UOB, meanwhile, discovered that most consumers do not like to take up their phone’s storage space with too many apps. This insight formed the basis of its banking app UOB Mighty, which seeks to integrate all digital payments within a single app.
“Customers do not need to toggle between multiple apps to send money to their friends and family through PayNow, scan and pay with NETS QR Code, or to tap their mobile phones at contactless point-of-sale terminals to make payments,” said Tan. “They can do all this easily from the home screen of our app.”
UOB also drew on data to guide its digital efforts to deepen customer engagement.

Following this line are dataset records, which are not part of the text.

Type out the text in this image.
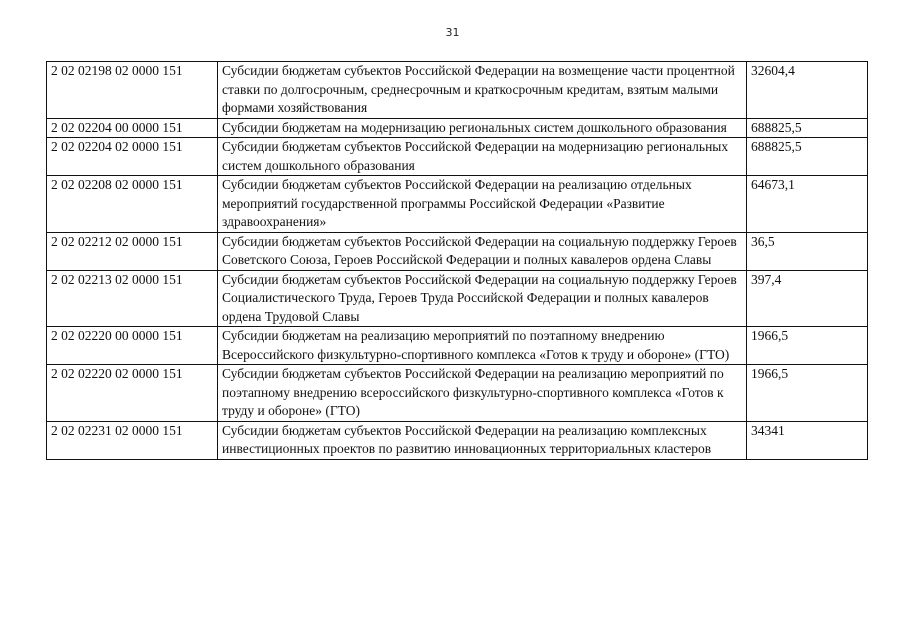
31
2 02 02198 02 0000 151	Субсидии бюджетам субъектов Российской Федерации на возмещение части процентной ставки по долгосрочным, среднесрочным и краткосрочным кредитам, взятым малыми формами хозяйствования	32604,4
2 02 02204 00 0000 151	Субсидии бюджетам на модернизацию региональных систем дошкольного образования	688825,5
2 02 02204 02 0000 151	Субсидии бюджетам субъектов Российской Федерации на модернизацию региональных систем дошкольного образования	688825,5
2 02 02208 02 0000 151	Субсидии бюджетам субъектов Российской Федерации на реализацию отдельных мероприятий государственной программы Российской Федерации «Развитие здравоохранения»	64673,1
2 02 02212 02 0000 151	Субсидии бюджетам субъектов Российской Федерации на социальную поддержку Героев Советского Союза, Героев Российской Федерации и полных кавалеров ордена Славы	36,5
2 02 02213 02 0000 151	Субсидии бюджетам субъектов Российской Федерации на социальную поддержку Героев Социалистического Труда, Героев Труда Российской Федерации и полных кавалеров ордена Трудовой Славы	397,4
2 02 02220 00 0000 151	Субсидии бюджетам на реализацию мероприятий по поэтапному внедрению Всероссийского физкультурно-спортивного комплекса «Готов к труду и обороне» (ГТО)	1966,5
2 02 02220 02 0000 151	Субсидии бюджетам субъектов Российской Федерации на реализацию мероприятий по поэтапному внедрению всероссийского физкультурно-спортивного комплекса «Готов к труду и обороне» (ГТО)	1966,5
2 02 02231 02 0000 151	Субсидии бюджетам субъектов Российской Федерации на реализацию комплексных инвестиционных проектов по развитию инновационных территориальных кластеров	34341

Having observed a shift to online options in the way people plan and book their travel, the bank created a travel-oriented online marketplace called The Travel Insider in March. The initiative—which UOB said is the first by a bank in Southeast Asia—assists customers when they search, plan, and book their holidays.
Tan said UOB card members spent 20% more in 2017 than the previous year on travel-related spend online, which includes e-commerce spend on airlines, cruises, online travel agents, hotels, tour packages, and land packages. “However, whilst people are using online travel resources more, the experience of researching and booking the best deals online can still be quite time consuming and tedious,” she said, noting that users no longer had to search through different online websites to research and compile a travel itinerary and best travel deals for their trip.
The bank tapped into a broad range of partners to set up The Travel Insider, which currently offers 350 UOB card member exclusive deals, including British Airways, Cathay Pacific, Club Med, Contiki, Emirates, and Insight Vacations. UOB used the APIs of both online travel platforms Agoda and Expedia to select the best deals from more than a million hotel and flight possibilities specifically for their customers’ preferences.
As customers start to demand wider mobile access to cards and payments services from their phones and other devices, Mittal said banks face greater vulnerability to cybersecurity threats that may already be on the device or could be inadvertently downloaded when a customer uses other apps and sites outside the bank’s direct control.
“At the same time, the risk from phishing attacks has also increased significantly as more sophisticated technology makes for easier replication of these attacks,” he added.
This has led Asian banks to work with cybersecurity and technology companies to develop software and back-end systems that bolster security regardless of which device a bank’s products or services are being accessed from.